Well Hello November,

Monday, October 31, 2011
"There will be days that you don't think you can do it anymore and then tomorrow will come" via Lindsey @Give In To Me

The above quote might seem so simple to "normal" people but, to this ARNG wife it means that there is going to be a break in the dark clouds. I'm not sure if anyone out there noticed I haven't been writing lately. I guess my husband leaving hit me harder then I thought. Add my mom's surgery and the problems that came with it, my in law drama, and my sister in law announcing her suprise and unexpected pregnancy I guess I haven't been up to writing. I've been so down lately, trying to figure out how in the world I can do 11 more months of all of this. How I can make it through 11 more months of being alone. Then I read that quote that was left in my comments and I realized that all you can do is take it one day at a time. Not everyday is bad. It isn't even that hard until I slow down, get relaxed, and get ready for bed.

I get to fly to Texas next week to see my husband on his leave before they official leave the country. I've never flown before and I can tell you I'm not excited about any of the flying experience. I just keep reminding myself that I'm too old to be a big baby (lol) and that I'm doing it for my honey. I'll make sure I post a few pictures of the trip :)

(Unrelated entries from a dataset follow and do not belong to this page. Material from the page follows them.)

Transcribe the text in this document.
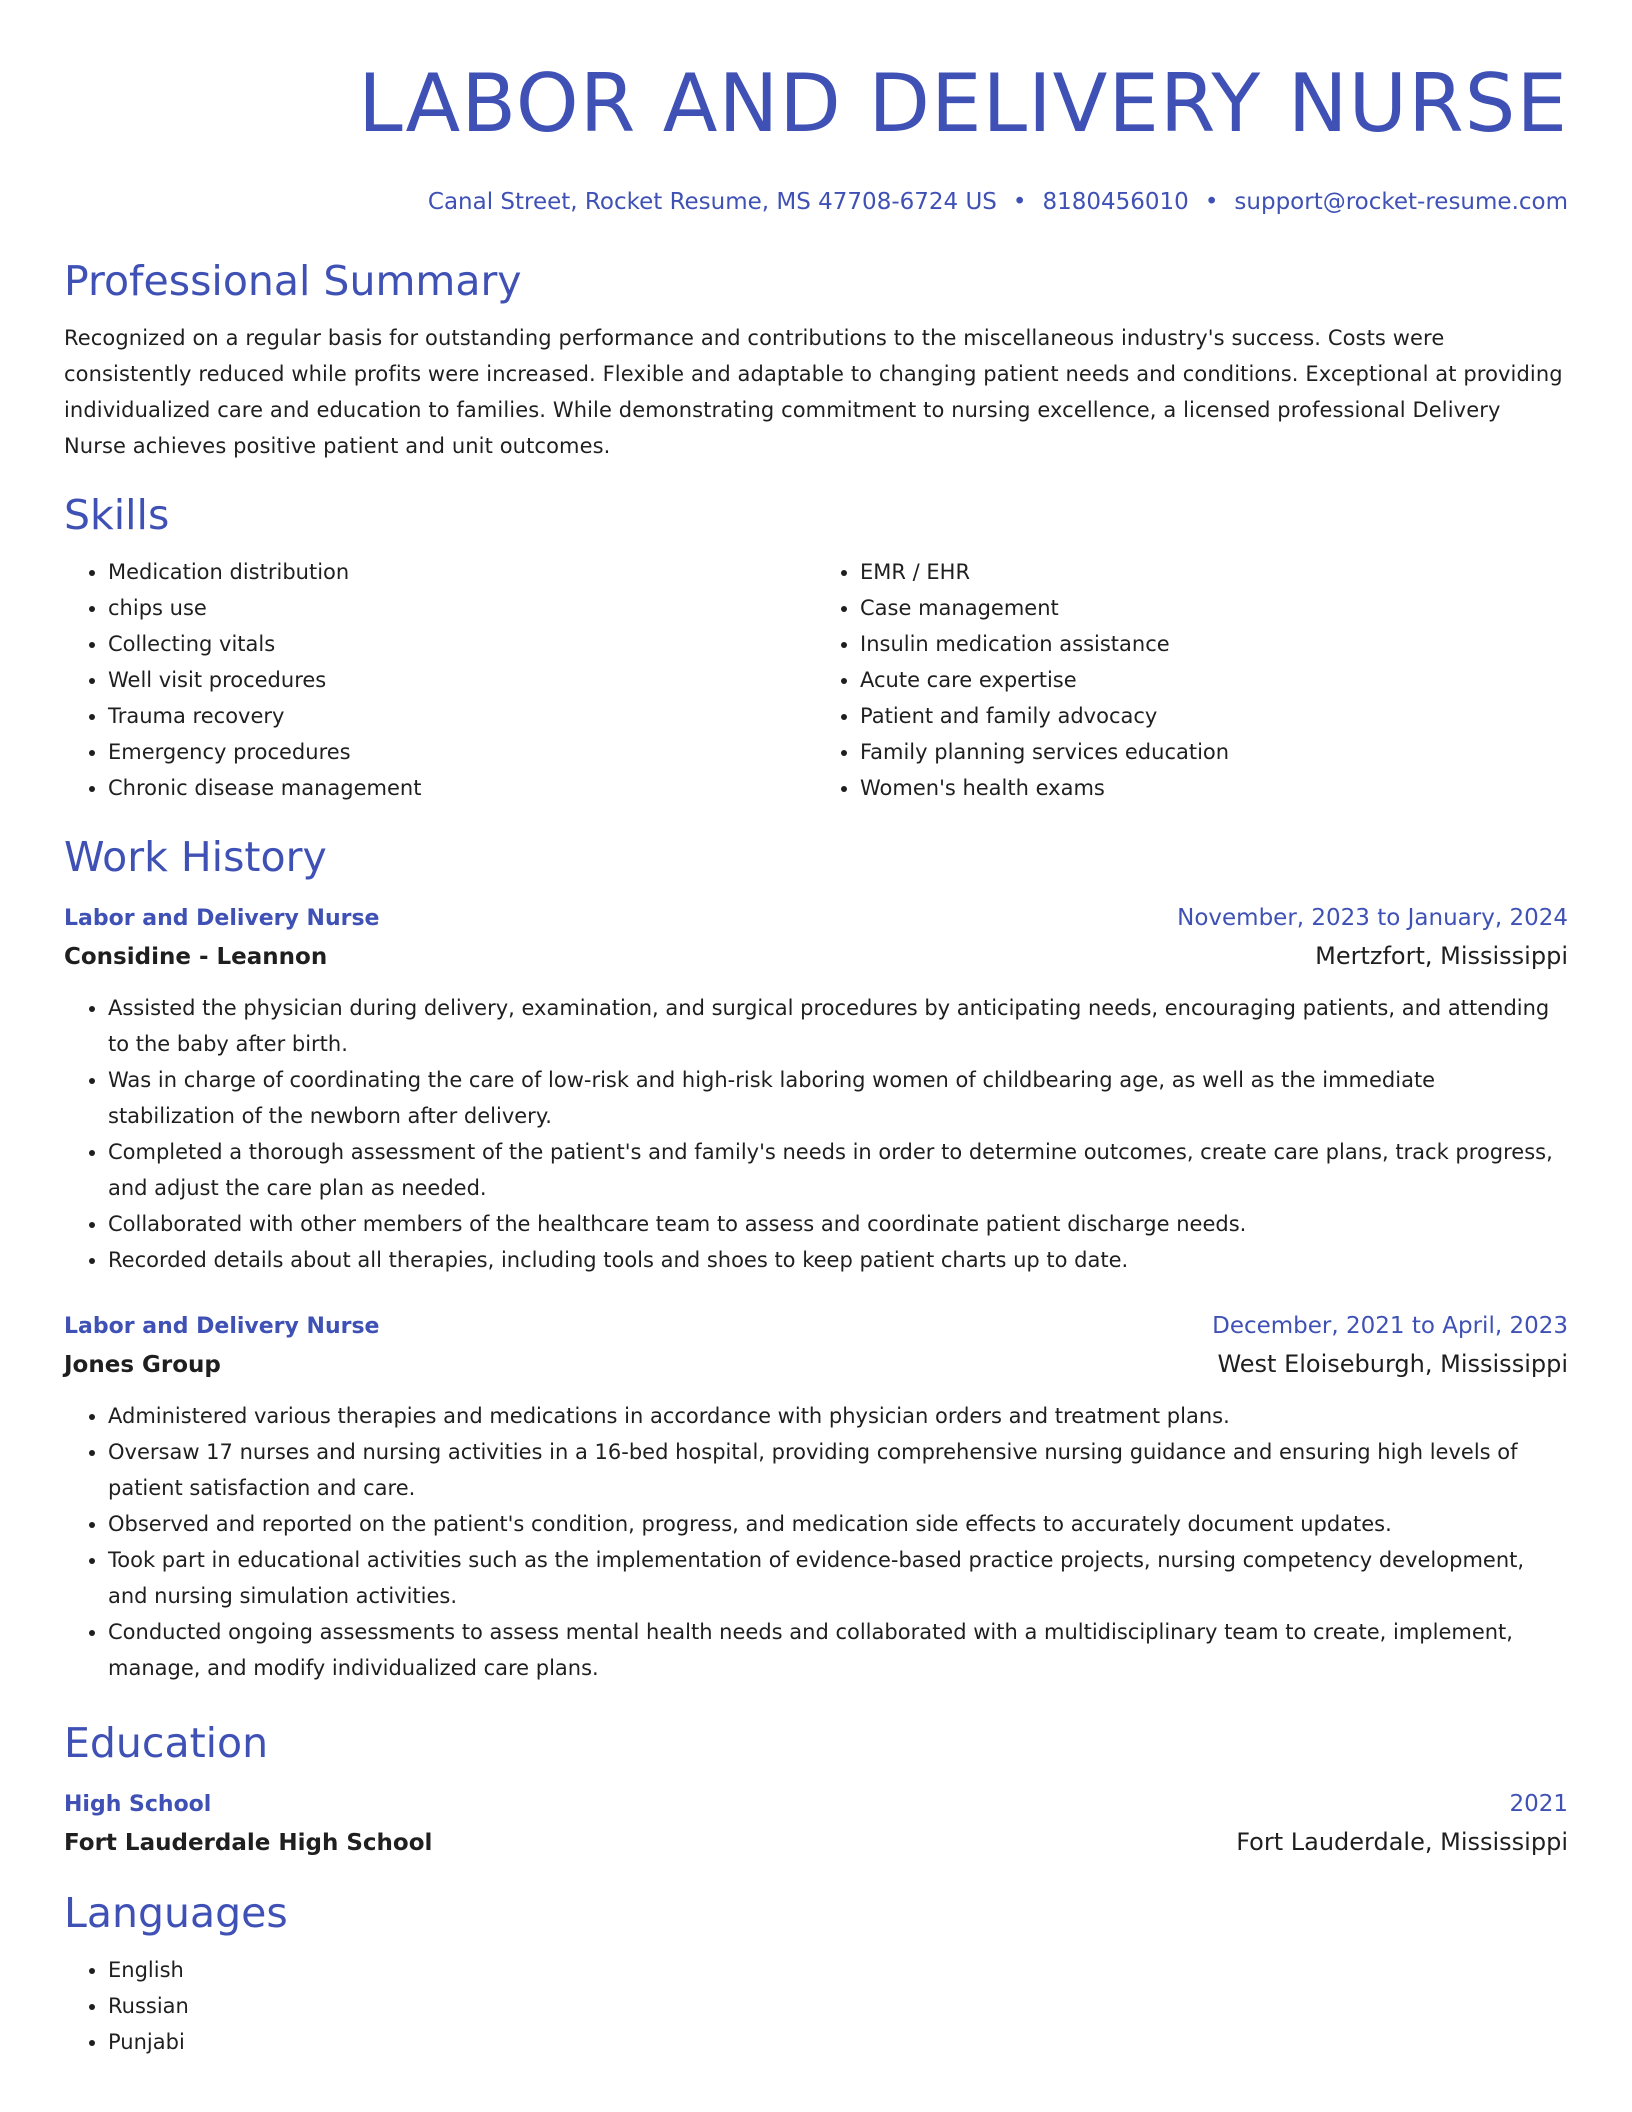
LABOR AND DELIVERY NURSE
Canal Street, Rocket Resume, MS 47708-6724 US • 8180456010 • support@rocket-resume.com
Professional Summary
Recognized on a regular basis for outstanding performance and contributions to the miscellaneous industry's success. Costs were consistently reduced while profits were increased. Flexible and adaptable to changing patient needs and conditions. Exceptional at providing individualized care and education to families. While demonstrating commitment to nursing excellence, a licensed professional Delivery Nurse achieves positive patient and unit outcomes.
Skills
• Medication distribution
• chips use
• Collecting vitals
• Well visit procedures
• Trauma recovery
• Emergency procedures
• Chronic disease management
• EMR / EHR
• Case management
• Insulin medication assistance
• Acute care expertise
• Patient and family advocacy
• Family planning services education
• Women's health exams
Work History
Labor and Delivery Nurse	November, 2023 to January, 2024
Considine - Leannon	Mertzfort, Mississippi
• Assisted the physician during delivery, examination, and surgical procedures by anticipating needs, encouraging patients, and attending to the baby after birth.
• Was in charge of coordinating the care of low-risk and high-risk laboring women of childbearing age, as well as the immediate stabilization of the newborn after delivery.
• Completed a thorough assessment of the patient's and family's needs in order to determine outcomes, create care plans, track progress, and adjust the care plan as needed.
• Collaborated with other members of the healthcare team to assess and coordinate patient discharge needs.
• Recorded details about all therapies, including tools and shoes to keep patient charts up to date.
Labor and Delivery Nurse	December, 2021 to April, 2023
Jones Group	West Eloiseburgh, Mississippi
• Administered various therapies and medications in accordance with physician orders and treatment plans.
• Oversaw 17 nurses and nursing activities in a 16-bed hospital, providing comprehensive nursing guidance and ensuring high levels of patient satisfaction and care.
• Observed and reported on the patient's condition, progress, and medication side effects to accurately document updates.
• Took part in educational activities such as the implementation of evidence-based practice projects, nursing competency development, and nursing simulation activities.
• Conducted ongoing assessments to assess mental health needs and collaborated with a multidisciplinary team to create, implement, manage, and modify individualized care plans.
Education
High School	2021
Fort Lauderdale High School	Fort Lauderdale, Mississippi
Languages
• English
• Russian
• Punjabi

ps. Happy Halloween everyone!!

Hickory Farms and Christmas Care Package

Thursday, October 27, 2011
If anyone is looking for a Christmas Care Package idea check out Hickory Farms. They have put together a few miltary gift packages and are offering free shipping to APO and FPO addresses. These are a tradition in my family. We get one every year so I know they are yummy :)

MOB

Thursday, October 6, 2011

My husband left this week. I can't believe our deployment journey has begun.  I am thankful that he'll stay in the states for a few more weeks. Even though we're not in the same state at least I know he's a little safer then if he wasn't. It was harder then I thought but, I'm taking it one deep breath at a time.